Il en a couvert des milles, Marc Vertes, sur son Muscadet acheté en 1991 avec son premier salaire de chercheur en informatique. Un Muscadet qu’il a toujours d’ailleurs. Mais ce qu’il voulait c’était traverser l’Atlantique en solitaire : « Un rêve vieux de 20 ans. J’attendais d’avoir les moyens de financier une pareille aventure et d’avoir de la disponibilité au niveau de mon travail. »
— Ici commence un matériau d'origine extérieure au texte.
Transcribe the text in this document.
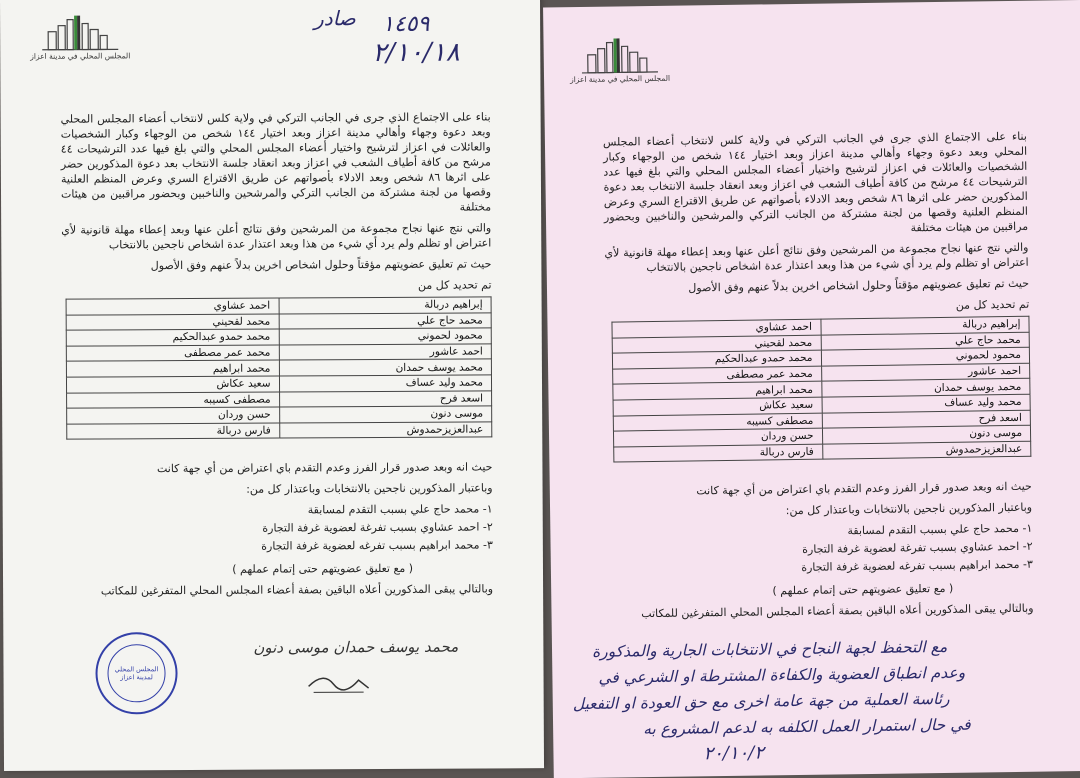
المجلس المحلي في مدينة اعزاز
١٤٥٩
صادر
٢/١٠/١٨

بناء على الاجتماع الذي جرى في الجانب التركي في ولاية كلس لانتخاب أعضاء المجلس المحلي وبعد دعوة وجهاء وأهالي مدينة اعزاز وبعد اختيار ١٤٤ شخص من الوجهاء وكبار الشخصيات والعائلات في اعزاز لترشيح واختيار أعضاء المجلس المحلي والتي بلغ فيها عدد الترشيحات ٤٤ مرشح من كافة أطياف الشعب في اعزاز وبعد انعقاد جلسة الانتخاب بعد دعوة المذكورين حضر على اثرها ٨٦ شخص وبعد الادلاء بأصواتهم عن طريق الاقتراع السري وعرض المنظم العلنية وقصها من لجنة مشتركة من الجانب التركي والمرشحين والناخبين وبحضور مراقبين من هيئات مختلفة

والتي نتج عنها نجاح مجموعة من المرشحين وفق نتائج أعلن عنها وبعد إعطاء مهلة قانونية لأي اعتراض او تظلم ولم يرد أي شيء من هذا وبعد اعتذار عدة اشخاص ناجحين بالانتخاب

حيث تم تعليق عضويتهم مؤقتاً وحلول اشخاص اخرين بدلاً عنهم وفق الأصول

تم تحديد كل من

إبراهيم دربالة	احمد عشاوي
محمد حاج علي	محمد لقحيني
محمود لحموني	محمد حمدو عبدالحكيم
احمد عاشور	محمد عمر مصطفى
محمد يوسف حمدان	محمد ابراهيم
محمد وليد عساف	سعيد عكاش
اسعد فرح	مصطفى كسيبه
موسى دنون	حسن وردان
عبدالعزيزحمدوش	فارس دربالة

حيث انه وبعد صدور قرار الفرز وعدم التقدم باي اعتراض من أي جهة كانت

وباعتبار المذكورين ناجحين بالانتخابات وباعتذار كل من:

١- محمد حاج علي بسبب التقدم لمسابقة
٢- احمد عشاوي بسبب تفرغة لعضوية غرفة التجارة
٣- محمد ابراهيم بسبب تفرغه لعضوية غرفة التجارة

( مع تعليق عضويتهم حتى إتمام عملهم )

وبالتالي يبقى المذكورين أعلاه الباقين بصفة أعضاء المجلس المحلي المتفرغين للمكاتب

محمد يوسف حمدان موسى دنون
المجلس المحلي لمدينة اعزاز
المجلس المحلي في مدينة اعزاز

بناء على الاجتماع الذي جرى في الجانب التركي في ولاية كلس لانتخاب أعضاء المجلس المحلي وبعد دعوة وجهاء وأهالي مدينة اعزاز وبعد اختيار ١٤٤ شخص من الوجهاء وكبار الشخصيات والعائلات في اعزاز لترشيح واختيار أعضاء المجلس المحلي والتي بلغ فيها عدد الترشيحات ٤٤ مرشح من كافة أطياف الشعب في اعزاز وبعد انعقاد جلسة الانتخاب بعد دعوة المذكورين حضر على اثرها ٨٦ شخص وبعد الادلاء بأصواتهم عن طريق الاقتراع السري وعرض المنظم العلنية وقصها من لجنة مشتركة من الجانب التركي والمرشحين والناخبين وبحضور مراقبين من هيئات مختلفة

والتي نتج عنها نجاح مجموعة من المرشحين وفق نتائج أعلن عنها وبعد إعطاء مهلة قانونية لأي اعتراض او تظلم ولم يرد أي شيء من هذا وبعد اعتذار عدة اشخاص ناجحين بالانتخاب

حيث تم تعليق عضويتهم مؤقتاً وحلول اشخاص اخرين بدلاً عنهم وفق الأصول

تم تحديد كل من

إبراهيم دربالة	احمد عشاوي
محمد حاج علي	محمد لقحيني
محمود لحموني	محمد حمدو عبدالحكيم
احمد عاشور	محمد عمر مصطفى
محمد يوسف حمدان	محمد ابراهيم
محمد وليد عساف	سعيد عكاش
اسعد فرح	مصطفى كسيبه
موسى دنون	حسن وردان
عبدالعزيزحمدوش	فارس دربالة

حيث انه وبعد صدور قرار الفرز وعدم التقدم باي اعتراض من أي جهة كانت

وباعتبار المذكورين ناجحين بالانتخابات وباعتذار كل من:

١- محمد حاج علي بسبب التقدم لمسابقة
٢- احمد عشاوي بسبب تفرغة لعضوية غرفة التجارة
٣- محمد ابراهيم بسبب تفرغه لعضوية غرفة التجارة

( مع تعليق عضويتهم حتى إتمام عملهم )

وبالتالي يبقى المذكورين أعلاه الباقين بصفة أعضاء المجلس المحلي المتفرغين للمكاتب

مع التحفظ لجهة النجاح في الانتخابات الجارية والمذكورة
وعدم انطباق العضوية والكفاءة المشترطة او الشرعي في
رئاسة العملية من جهة عامة اخرى مع حق العودة او التفعيل
في حال استمرار العمل الكلفه به لدعم المشروع به
٢٠/١٠/٢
Les deux étant réunies en 2008, il décide donc de se faire construire un Pogo 2 au chantier structure et le voilà lancé à fond dans ce qu’il nomme lui-même : « Un drôle de challenge. »
En juillet, il part pour sa qualification. En redescendant d’Irlande, il traverse la même dépression qui a éliminé bon nombre de concurrents de la course Les Sables – Les Açores. Marc se souvient : « J’ai mis dix jours pour cette qualif. Ce fut un excellent test. J’ai vu que je pouvais passer une grosse baston. Ca m’a rassuré sur mes qualités à pouvoir naviguer en haute mer. »
Car à cet instant, Marc Vertes, s’il possède son monitorat de voile, n’avait jamais mis les pieds sur un mini. N’avait jamais disputé une course et n’a bien entendu encore jamais traversé l’Océan : « Je n’ai fait que des croisières. »
Pour rattraper une partie de son manque d’expérience, il se lance alors, en cette année 2009, dans une course effrénée … aux courses. Il s’aligne au MAP (25e), au Mini Pavois (16e) à la Select Pornichet (23e) à l’Open Navi Ouest (6e) : « Par rapport à ce que j’ai connu lors de ma qualif, je dirai que ces épreuves sont presque une formalité. »
Et d’enchaîner quand même : « Je me rends compte que je dois combler 20 ans de retard sur la plupart de mes adversaires. Si j’ai autant couru c’était aussi pour me tester. Comment vais-je réagir en solo ? Serai-je dégouté ? Conquis ? Or plus j’ai navigué seul et plus j’ai apprécié.  Cela m’a permis également de travailler le physique. »
Marc reconnait cependant qu’il ne part pas pour gagner. Vous vous en seriez douté : « Je ne suis jamais allé au Brésil. Y arriver par la mer, quel plaisir. Mais, je viens avec modestie et beaucoup d’admiration pour tous les concurrents. Je vais sur La Charente-Maritime / Bahia Transat 6,50 sur le mode découverte mais avec appréhension.  Il faut être dingue pour ne pas être inquiet.»
Son Pogo 2 est prêt : « J’ai limité les inconnues. C’est un bateau neuf, sans usure donc. J’ai peaufiné et sécurisé certaines choses. J’ai par exemple un second pilote. »
De quoi le rendre plus confiant. Comme sa femme et sa fille de 11 ans qui se sont impliquées totalement dans ce projet. Rendez-vous est pris à Bahia.